Direktur Utama Bank QNB Indonesia, Nick Groene, menyampaikan laba sebelum pajak yang diperoleh Bank QNB selama tahun 2025 lalu sebesar Rp 50,8 miliar. Perolehan tersebut dibarengi dengan peningkatan dana pihak ketiga (DPK) dan pertumbuhan dalam penyaluran kredit.
"Kinerja Bank di 2025 mencerminkan ketangguhan model bisnis kami serta kemajuan yang telah dicapai dalam memperkuat fundamental bank," tulis Nick dalam keterangan resmi, Rabu (1/4/2026).
Baca Juga: Allianz Life dan Bank QNB Rilis Produk Bertajuk Allianz Life Income Assurance
Nick menyebut total aset Bank QNB Indonesia hingga akhir 2025 berada di angka Rp 13,2 triliun, tumbuh 3% secara tahunan (yoy). Adapun DPK Bank QNB Indonesia tercatat tumbuh 11% (yoy).
Selain itu, Bank QNB Indonesia juga mencatat peningkatan dalam penyaluran kredit sebesar 18% (yoy) untuk tahun 2025. Akan tetapi, Nick tidak menyebut angka tepat jumlah penyalurannya.
"Pertumbuhan kredit bank utamanya didorong oleh sektor informasi dan komunikasi, manufaktur, serta layanan keuangan dan asuransi," tulis Nick.
Pertumbuhan penyaluran kredit juga dibarengi dengan rasio kredit bermasalah atau non-performing loan (NPL) bruto yang turun di angka 2,2% dari tahun sebelumnya sebesar 2,7%.

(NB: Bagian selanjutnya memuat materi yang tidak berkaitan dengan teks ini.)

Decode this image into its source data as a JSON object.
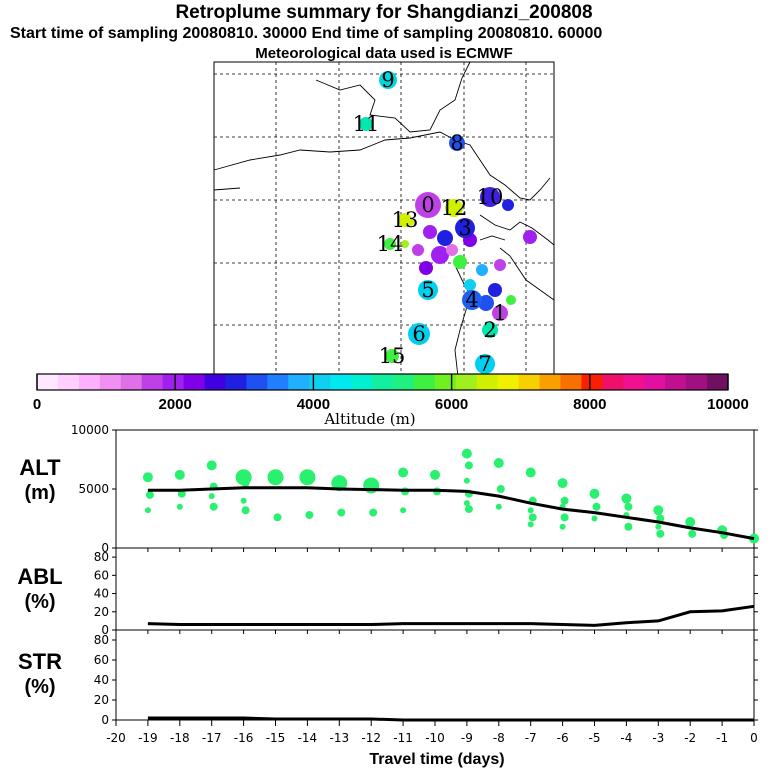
{
  "header": {
    "title": "Retroplume summary for Shangdianzi_200808",
    "subtitle": "Start time of sampling 20080810. 30000     End time of sampling 20080810. 60000",
    "met_note": "Meteorological data used is ECMWF"
  },
  "colorbar": {
    "label": "Altitude (m)",
    "ticks": [
      "0",
      "2000",
      "4000",
      "6000",
      "8000",
      "10000"
    ],
    "colors": [
      "#ffe8ff",
      "#ffd0ff",
      "#ffb0ff",
      "#f090f0",
      "#e070e8",
      "#c040e8",
      "#a020f0",
      "#8000e8",
      "#4000e0",
      "#2020e0",
      "#2050f0",
      "#2080ff",
      "#20b0ff",
      "#10d0f0",
      "#00e8f0",
      "#00f0d0",
      "#10f0a0",
      "#20f080",
      "#40f040",
      "#70f020",
      "#a0f020",
      "#d0f000",
      "#f0f000",
      "#f8d000",
      "#f8a000",
      "#f87000",
      "#f82000",
      "#f0106a",
      "#f01090",
      "#e010a0",
      "#c01090",
      "#a01080",
      "#701060"
    ]
  },
  "map_labels": [
    {
      "text": "9",
      "color": "#00d8e0"
    },
    {
      "text": "11",
      "color": "#00e8b0"
    },
    {
      "text": "8",
      "color": "#2050f0"
    },
    {
      "text": "10",
      "color": "#4020e0"
    },
    {
      "text": "12",
      "color": "#d0f000"
    },
    {
      "text": "0",
      "color": "#c040e8"
    },
    {
      "text": "13",
      "color": "#d0f000"
    },
    {
      "text": "14",
      "color": "#40f040"
    },
    {
      "text": "3",
      "color": "#2020e0"
    },
    {
      "text": "5",
      "color": "#00d0f0"
    },
    {
      "text": "6",
      "color": "#00d0f0"
    },
    {
      "text": "15",
      "color": "#40f040"
    },
    {
      "text": "7",
      "color": "#00d0f0"
    },
    {
      "text": "4",
      "color": "#2060f0"
    },
    {
      "text": "1",
      "color": "#c040e8"
    },
    {
      "text": "2",
      "color": "#00e8b0"
    }
  ],
  "panels": {
    "alt_label": [
      "ALT",
      "(m)"
    ],
    "abl_label": [
      "ABL",
      "(%)"
    ],
    "str_label": [
      "STR",
      "(%)"
    ],
    "xlabel": "Travel time (days)"
  },
  "chart_data": [
    {
      "type": "line",
      "name": "ALT",
      "title": "",
      "ylabel": "ALT (m)",
      "xlabel": "Travel time (days)",
      "xlim": [
        -20,
        0
      ],
      "ylim": [
        0,
        10000
      ],
      "yticks": [
        "0",
        "5000",
        "10000"
      ],
      "x": [
        0,
        -1,
        -2,
        -3,
        -4,
        -5,
        -6,
        -7,
        -8,
        -9,
        -10,
        -11,
        -12,
        -13,
        -14,
        -15,
        -16,
        -17,
        -18,
        -19
      ],
      "median": [
        800,
        1300,
        1700,
        2200,
        2600,
        3000,
        3300,
        3800,
        4400,
        4800,
        4900,
        4900,
        4950,
        5000,
        5100,
        5100,
        5100,
        5000,
        4900,
        4900
      ],
      "clusters": [
        {
          "x": -19,
          "y": [
            6000,
            4500,
            3200
          ]
        },
        {
          "x": -18,
          "y": [
            6200,
            4600,
            3500
          ]
        },
        {
          "x": -17,
          "y": [
            7000,
            5200,
            4400,
            3500
          ]
        },
        {
          "x": -16,
          "y": [
            6000,
            5500,
            4000,
            3200
          ]
        },
        {
          "x": -15,
          "y": [
            6000,
            2600
          ]
        },
        {
          "x": -14,
          "y": [
            6000,
            2800
          ]
        },
        {
          "x": -13,
          "y": [
            5500,
            3000
          ]
        },
        {
          "x": -12,
          "y": [
            5300,
            3000
          ]
        },
        {
          "x": -11,
          "y": [
            6400,
            4800,
            3200
          ]
        },
        {
          "x": -10,
          "y": [
            6200,
            4800
          ]
        },
        {
          "x": -9,
          "y": [
            8000,
            7000,
            5700,
            4600,
            3800,
            3300
          ]
        },
        {
          "x": -8,
          "y": [
            7200,
            5000,
            3500
          ]
        },
        {
          "x": -7,
          "y": [
            6400,
            4000,
            3200,
            2600,
            2000
          ]
        },
        {
          "x": -6,
          "y": [
            5500,
            4000,
            3500,
            2600,
            1800
          ]
        },
        {
          "x": -5,
          "y": [
            4600,
            3500,
            2500
          ]
        },
        {
          "x": -4,
          "y": [
            4200,
            3500,
            2800,
            1800
          ]
        },
        {
          "x": -3,
          "y": [
            3200,
            2500,
            1800,
            1200
          ]
        },
        {
          "x": -2,
          "y": [
            2200,
            1200
          ]
        },
        {
          "x": -1,
          "y": [
            1500,
            1100
          ]
        },
        {
          "x": 0,
          "y": [
            800
          ]
        }
      ]
    },
    {
      "type": "line",
      "name": "ABL",
      "ylabel": "ABL (%)",
      "xlim": [
        -20,
        0
      ],
      "ylim": [
        0,
        90
      ],
      "yticks": [
        "0",
        "20",
        "40",
        "60",
        "80"
      ],
      "x": [
        -19,
        -18,
        -17,
        -16,
        -15,
        -14,
        -13,
        -12,
        -11,
        -10,
        -9,
        -8,
        -7,
        -6,
        -5,
        -4,
        -3,
        -2,
        -1,
        0
      ],
      "values": [
        7,
        6,
        6,
        6,
        6,
        6,
        6,
        6,
        7,
        7,
        7,
        7,
        7,
        6,
        5,
        8,
        10,
        20,
        21,
        26
      ]
    },
    {
      "type": "line",
      "name": "STR",
      "ylabel": "STR (%)",
      "xlim": [
        -20,
        0
      ],
      "ylim": [
        0,
        90
      ],
      "yticks": [
        "0",
        "20",
        "40",
        "60",
        "80"
      ],
      "x": [
        -19,
        -18,
        -17,
        -16,
        -15,
        -14,
        -13,
        -12,
        -11,
        -10,
        -9,
        -8,
        -7,
        -6,
        -5,
        -4,
        -3,
        -2,
        -1,
        0
      ],
      "values": [
        2,
        2,
        2,
        2,
        1,
        1,
        1,
        1,
        0,
        0,
        0,
        0,
        0,
        0,
        0,
        0,
        0,
        0,
        0,
        0
      ],
      "xticks": [
        "-20",
        "-19",
        "-18",
        "-17",
        "-16",
        "-15",
        "-14",
        "-13",
        "-12",
        "-11",
        "-10",
        "-9",
        "-8",
        "-7",
        "-6",
        "-5",
        "-4",
        "-3",
        "-2",
        "-1",
        "0"
      ]
    }
  ]
}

Untuk rasio keuangan lain, Bank QNB Indonesia mencatat Liquidity Coverage Ratio (LCR) dan Net Stable Funding Ratio (NSFR) masing-masing berada di angka 119,95% dan 140,40%. Keduanya berada di atas batas minimum regulator sebesar 100%.
Untuk tahun 2026 ini, Nick menyebut Bank QNB Indonesia akan tetap fokus pada pengembangan lini bisnis perbankan korporasi dan institusional. Bank juga akan terus memperkuat infrastruktur digital dan memperluas jaringan nasabah.
"Sebagai anak usaha dari QNB Group, institusi finansial terkemuka di Timur Tengah dan Afrika, bank memiliki posisi yang strategis untuk menghubungkan pelaku bisnis di Indonesia dengan pasar internasional dan juga sebaliknya," ujarnya.
Nick optimistis di tahun 2026 ini, Bank QNB Indonesia dapat mendorong pertumbuhan dengan kemitraan lintas negara. Nick juga memastikan pertumbuhan ke depannya akan dibarengi dengan prinsip kehati-hatian dalam mengelola risiko.